Na sexta-feira anterior à Páscoa, o povo católico rememora a crucificação de Jesus, seu principal profeta e divindade. O clima é todo de enterro – roupas roxas, silêncio e contrição, não há missa, os santos são cobertos nas igrejas, há procissões com velas e cantos tristes, faz-se jejum e abstinência de carne, além de ser de bom tom manter a sobriedade e recolhimento por todo o dia.

Essa regra é seguida até o meio-dia do sábado seguinte, quando começa a preparação para a Páscoa, que no ritual cristão representa a ressurreição de Jesus. Esse é o momento em que a contrição se encerra e se liberam as restrições da sexta-feira da Paixão. Também é o momento em que a chapa vai ferver para um personagem específico da trama que levou Jesus ao calvário.

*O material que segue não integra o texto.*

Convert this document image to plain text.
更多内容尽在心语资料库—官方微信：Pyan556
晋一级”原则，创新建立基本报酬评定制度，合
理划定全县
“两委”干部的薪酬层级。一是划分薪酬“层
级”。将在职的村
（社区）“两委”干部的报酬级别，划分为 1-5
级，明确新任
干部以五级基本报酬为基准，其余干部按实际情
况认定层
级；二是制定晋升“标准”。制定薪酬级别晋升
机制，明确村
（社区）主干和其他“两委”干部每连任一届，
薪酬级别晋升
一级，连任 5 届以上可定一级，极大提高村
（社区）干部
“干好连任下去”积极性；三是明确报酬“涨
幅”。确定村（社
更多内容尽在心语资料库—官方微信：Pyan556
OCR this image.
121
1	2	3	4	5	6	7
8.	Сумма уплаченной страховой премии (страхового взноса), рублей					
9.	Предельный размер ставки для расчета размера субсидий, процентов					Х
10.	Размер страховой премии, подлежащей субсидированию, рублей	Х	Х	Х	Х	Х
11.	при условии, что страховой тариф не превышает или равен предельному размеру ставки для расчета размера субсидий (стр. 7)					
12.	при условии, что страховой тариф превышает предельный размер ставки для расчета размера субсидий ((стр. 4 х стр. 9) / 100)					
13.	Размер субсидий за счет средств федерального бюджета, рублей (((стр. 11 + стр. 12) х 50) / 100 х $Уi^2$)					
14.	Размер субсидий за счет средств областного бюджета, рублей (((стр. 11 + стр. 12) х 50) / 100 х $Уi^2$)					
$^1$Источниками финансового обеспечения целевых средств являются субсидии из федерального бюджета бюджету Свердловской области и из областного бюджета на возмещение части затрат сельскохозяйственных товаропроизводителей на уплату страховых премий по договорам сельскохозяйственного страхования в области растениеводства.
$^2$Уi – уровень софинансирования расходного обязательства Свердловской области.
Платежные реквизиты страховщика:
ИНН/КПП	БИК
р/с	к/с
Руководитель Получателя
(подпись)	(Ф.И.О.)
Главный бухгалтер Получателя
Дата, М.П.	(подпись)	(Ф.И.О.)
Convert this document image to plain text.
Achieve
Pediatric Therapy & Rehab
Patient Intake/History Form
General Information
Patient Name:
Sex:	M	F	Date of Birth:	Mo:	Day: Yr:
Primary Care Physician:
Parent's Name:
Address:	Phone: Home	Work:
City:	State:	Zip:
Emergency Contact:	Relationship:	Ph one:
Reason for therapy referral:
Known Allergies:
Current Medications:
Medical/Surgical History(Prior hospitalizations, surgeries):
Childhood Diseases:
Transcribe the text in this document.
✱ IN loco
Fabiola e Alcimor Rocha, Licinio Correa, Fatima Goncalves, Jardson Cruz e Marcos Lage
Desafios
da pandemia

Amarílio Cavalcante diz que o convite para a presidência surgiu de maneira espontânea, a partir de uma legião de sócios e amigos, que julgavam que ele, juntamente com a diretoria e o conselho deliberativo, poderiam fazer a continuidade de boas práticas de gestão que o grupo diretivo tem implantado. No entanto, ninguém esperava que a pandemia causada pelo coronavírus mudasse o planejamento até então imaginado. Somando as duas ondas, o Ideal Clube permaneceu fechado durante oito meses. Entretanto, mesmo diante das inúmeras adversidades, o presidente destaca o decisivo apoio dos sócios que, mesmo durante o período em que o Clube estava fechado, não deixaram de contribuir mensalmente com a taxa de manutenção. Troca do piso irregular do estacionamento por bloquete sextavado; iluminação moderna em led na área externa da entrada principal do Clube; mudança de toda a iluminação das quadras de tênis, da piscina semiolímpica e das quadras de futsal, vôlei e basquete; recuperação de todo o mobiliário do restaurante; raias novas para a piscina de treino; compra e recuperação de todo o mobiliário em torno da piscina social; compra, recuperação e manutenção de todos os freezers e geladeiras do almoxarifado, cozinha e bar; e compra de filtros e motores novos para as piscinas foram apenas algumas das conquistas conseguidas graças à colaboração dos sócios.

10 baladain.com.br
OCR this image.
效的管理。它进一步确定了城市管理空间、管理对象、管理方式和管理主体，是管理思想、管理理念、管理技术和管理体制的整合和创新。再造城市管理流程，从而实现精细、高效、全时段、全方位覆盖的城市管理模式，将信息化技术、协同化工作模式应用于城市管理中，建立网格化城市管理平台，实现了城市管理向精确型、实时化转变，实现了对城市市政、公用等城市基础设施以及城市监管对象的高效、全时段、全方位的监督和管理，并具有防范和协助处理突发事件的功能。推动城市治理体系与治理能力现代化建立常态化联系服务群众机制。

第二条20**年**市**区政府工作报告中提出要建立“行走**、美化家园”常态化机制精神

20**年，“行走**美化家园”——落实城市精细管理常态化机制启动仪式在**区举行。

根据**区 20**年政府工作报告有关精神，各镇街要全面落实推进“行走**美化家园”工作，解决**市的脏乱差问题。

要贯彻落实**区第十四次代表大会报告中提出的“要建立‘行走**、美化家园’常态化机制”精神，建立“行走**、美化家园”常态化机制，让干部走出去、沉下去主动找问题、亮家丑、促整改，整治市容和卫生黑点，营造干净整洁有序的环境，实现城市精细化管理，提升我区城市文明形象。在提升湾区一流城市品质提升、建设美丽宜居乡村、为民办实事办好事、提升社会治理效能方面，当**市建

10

Como a história é prá lá de conhecida, serei resumidíssimo. Jesus estava de cabeça pedida há algum tempo, mais por causa de suas prédicas sociais e por suas acusações contra os dirigentes do que por sua doutrina (que, de resto, tinha um substrato pacifista). Ele pregava abertamente nas praças e nos montes, mas precisou manter a discrição quando chegou a Jerusalém, a maior cidade da Palestina na época, e onde ficava sediado o Sinédrio, uma espécie de conselho dos sacerdotes judeus. Acontece que os membros deste órgão estavam em sua captura, e, para conhecer seu paradeiro, subornaram um dos seus homens mais próximos, o apóstolo chamado Judas Iscariotes, membro da comunidade dos zelotes, loucos para se verem livres dos romanos que dominavam a região, mesmo que na base da porrada. Ato contínuo, temos a conhecidíssima condenação e crucificação.

Pode ser que Judas achasse que Jesus reagiria contra uma tentativa de aprisionamento, pode ser que fosse um venal como nossos políticos em geral, pode ser que não acreditasse que os romanos fossem dar ouvidos aos judeus. O fato é que Judas se arrependeu de sua denúncia, devolveu o dinheiro e foi se suicidar por enforcamento. E, querendo ele ou não, foi um dos culpados pela morte de Jesus.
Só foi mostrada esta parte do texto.